Relancer SAPREF ne suffira pas à recréer l’ancien modèle
Le projet de SAPREF répond directement à cette dépendance, mais le retour du raffinage local ne sera pas un simple rétablissement des capacités du passé. La Banque de réserve souligne que les fermetures ont aussi résulté de problèmes structurels. Les raffineries sud-africaines sont relativement anciennes et petites face aux grands complexes intégrés construits ailleurs en Afrique, au Moyen-Orient et en Asie.
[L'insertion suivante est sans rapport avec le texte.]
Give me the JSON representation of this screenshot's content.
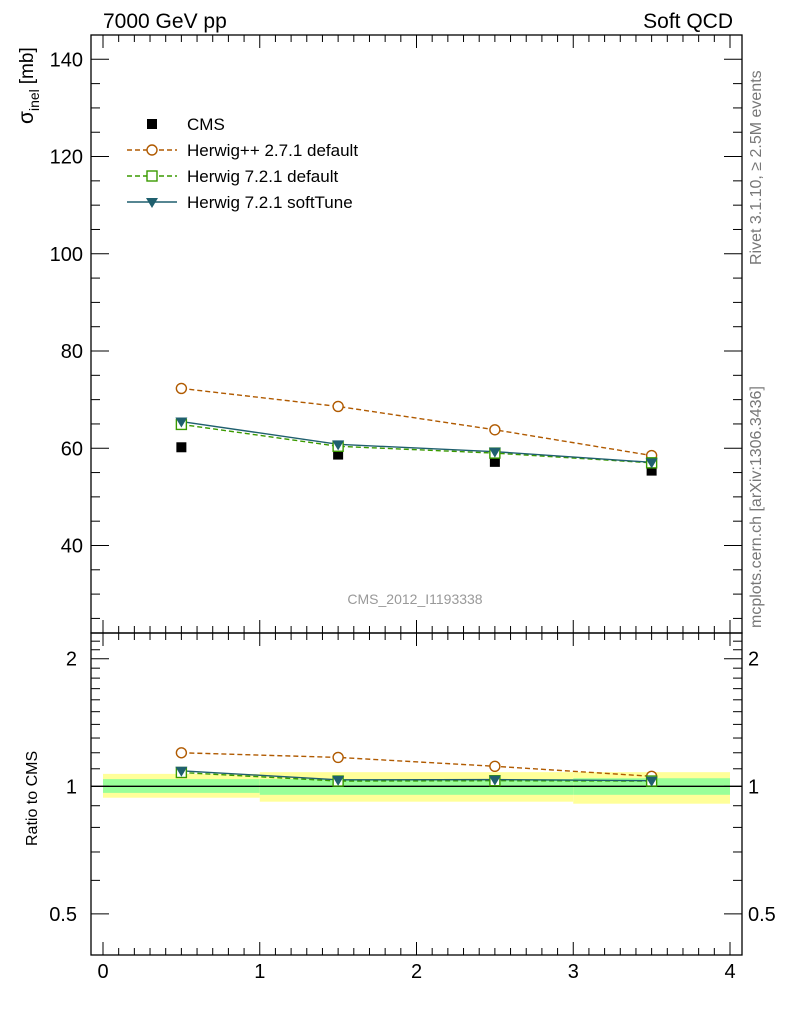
{
  "header": {
    "left_label": "7000 GeV pp",
    "right_label": "Soft QCD"
  },
  "side_text": {
    "rivet": "Rivet 3.1.10, ≥ 2.5M events",
    "mcplots": "mcplots.cern.ch [arXiv:1306.3436]"
  },
  "analysis_id": "CMS_2012_I1193338",
  "colors": {
    "cms": "#000000",
    "herwigpp_271": "#b05a00",
    "herwig_721_default": "#3a9a00",
    "herwig_721_softtune": "#1f5f6e",
    "band_outer": "#ffff99",
    "band_inner": "#99ff99"
  },
  "chart_data": [
    {
      "type": "scatter",
      "panel": "main",
      "ylabel_main": "σ",
      "ylabel_sub": "inel",
      "ylabel_unit": "[mb]",
      "xlabel": "",
      "xlim": [
        0,
        4
      ],
      "ylim": [
        22,
        145
      ],
      "yticks": [
        40,
        60,
        80,
        100,
        120,
        140
      ],
      "yticklabels": [
        "40",
        "60",
        "80",
        "100",
        "120",
        "140"
      ],
      "grid": false,
      "legend_position": "top-left",
      "x": [
        0.5,
        1.5,
        2.5,
        3.5
      ],
      "series": [
        {
          "name": "CMS",
          "key": "cms",
          "marker": "square-filled",
          "line": "none",
          "values": [
            60.2,
            58.7,
            57.2,
            55.4
          ]
        },
        {
          "name": "Herwig++ 2.7.1 default",
          "key": "herwigpp_271",
          "marker": "circle-open",
          "line": "dashed",
          "values": [
            72.3,
            68.6,
            63.8,
            58.5
          ]
        },
        {
          "name": "Herwig 7.2.1 default",
          "key": "herwig_721_default",
          "marker": "square-open",
          "line": "dashed",
          "values": [
            64.9,
            60.4,
            59.0,
            57.0
          ]
        },
        {
          "name": "Herwig 7.2.1 softTune",
          "key": "herwig_721_softtune",
          "marker": "triangle-down-filled",
          "line": "solid",
          "values": [
            65.5,
            60.8,
            59.3,
            57.1
          ]
        }
      ]
    },
    {
      "type": "line",
      "panel": "ratio",
      "ylabel": "Ratio to CMS",
      "xlabel": "",
      "xlim": [
        0,
        4
      ],
      "ylim": [
        0.4,
        2.3
      ],
      "yticks": [
        0.5,
        1,
        2
      ],
      "yticklabels": [
        "0.5",
        "1",
        "2"
      ],
      "xticks": [
        0,
        1,
        2,
        3,
        4
      ],
      "xticklabels": [
        "0",
        "1",
        "2",
        "3",
        "4"
      ],
      "x": [
        0.5,
        1.5,
        2.5,
        3.5
      ],
      "bands": {
        "x_edges": [
          [
            0,
            1
          ],
          [
            1,
            2
          ],
          [
            2,
            3
          ],
          [
            3,
            4
          ]
        ],
        "outer": [
          [
            0.94,
            1.07
          ],
          [
            0.92,
            1.08
          ],
          [
            0.92,
            1.08
          ],
          [
            0.91,
            1.08
          ]
        ],
        "inner": [
          [
            0.965,
            1.04
          ],
          [
            0.955,
            1.04
          ],
          [
            0.955,
            1.04
          ],
          [
            0.955,
            1.045
          ]
        ]
      },
      "series": [
        {
          "name": "Herwig++ 2.7.1 default",
          "key": "herwigpp_271",
          "marker": "circle-open",
          "line": "dashed",
          "values": [
            1.2,
            1.17,
            1.115,
            1.056
          ]
        },
        {
          "name": "Herwig 7.2.1 default",
          "key": "herwig_721_default",
          "marker": "square-open",
          "line": "dashed",
          "values": [
            1.078,
            1.029,
            1.031,
            1.029
          ]
        },
        {
          "name": "Herwig 7.2.1 softTune",
          "key": "herwig_721_softtune",
          "marker": "triangle-down-filled",
          "line": "solid",
          "values": [
            1.088,
            1.036,
            1.037,
            1.031
          ]
        }
      ]
    }
  ]
}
L’incertitude autour du programme Clean Fuels II a renforcé ces difficultés. Les échéances ont été repoussées à plusieurs reprises, tandis que les investissements nécessaires pour produire des carburants plus propres restaient élevés pour des installations déjà soumises à des marges faibles. Plusieurs opérateurs ont préféré convertir leurs actifs en terminaux d’importation ou de stockage plutôt que financer des mises à niveau lourdes.
CEF prévoit justement de conserver cette fonction d’importation pendant la reconstruction de SAPREF. Selon son plan, les réservoirs et les infrastructures de transfert du site doivent d’abord soutenir l’arrivée de produits finis avant le retour d’une capacité de raffinage. Cette séquence montre que les importations resteront une composante importante de l’approvisionnement pendant plusieurs années.
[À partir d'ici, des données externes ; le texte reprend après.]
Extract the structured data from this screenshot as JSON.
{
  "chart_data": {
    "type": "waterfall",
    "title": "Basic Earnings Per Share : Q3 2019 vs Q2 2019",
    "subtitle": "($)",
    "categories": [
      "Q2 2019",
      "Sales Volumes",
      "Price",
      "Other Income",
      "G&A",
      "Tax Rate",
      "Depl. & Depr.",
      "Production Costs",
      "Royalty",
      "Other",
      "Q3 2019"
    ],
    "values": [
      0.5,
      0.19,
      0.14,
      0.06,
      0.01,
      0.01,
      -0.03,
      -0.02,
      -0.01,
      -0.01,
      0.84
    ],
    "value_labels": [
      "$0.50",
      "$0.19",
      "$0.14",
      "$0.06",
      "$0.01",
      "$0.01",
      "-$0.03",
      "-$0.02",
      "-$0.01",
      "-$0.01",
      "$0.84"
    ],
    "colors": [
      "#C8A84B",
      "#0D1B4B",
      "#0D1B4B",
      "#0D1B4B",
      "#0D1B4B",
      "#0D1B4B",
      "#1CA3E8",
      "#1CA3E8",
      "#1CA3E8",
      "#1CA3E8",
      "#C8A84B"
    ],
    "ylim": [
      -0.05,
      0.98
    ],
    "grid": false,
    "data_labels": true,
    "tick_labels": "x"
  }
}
La taille annoncée du projet serait néanmoins suffisante pour modifier fortement l’équilibre actuel. S&P Global indique que le raffinage local ne couvre plus qu’environ 39 % de la demande sud-africaine. Une capacité de 400 000 barils par jour à SAPREF dépasserait à elle seule la capacité combinée actuelle des deux raffineries de brut encore en activité.
CEF n’a pas encore publié le coût du projet ni le calendrier détaillé de sa mise en œuvre. Le groupe public a indiqué que la phase finale pouvant porter SAPREF à 650 000 barils par jour dépendrait des investissements, des autorisations réglementaires et de l’avancement du projet.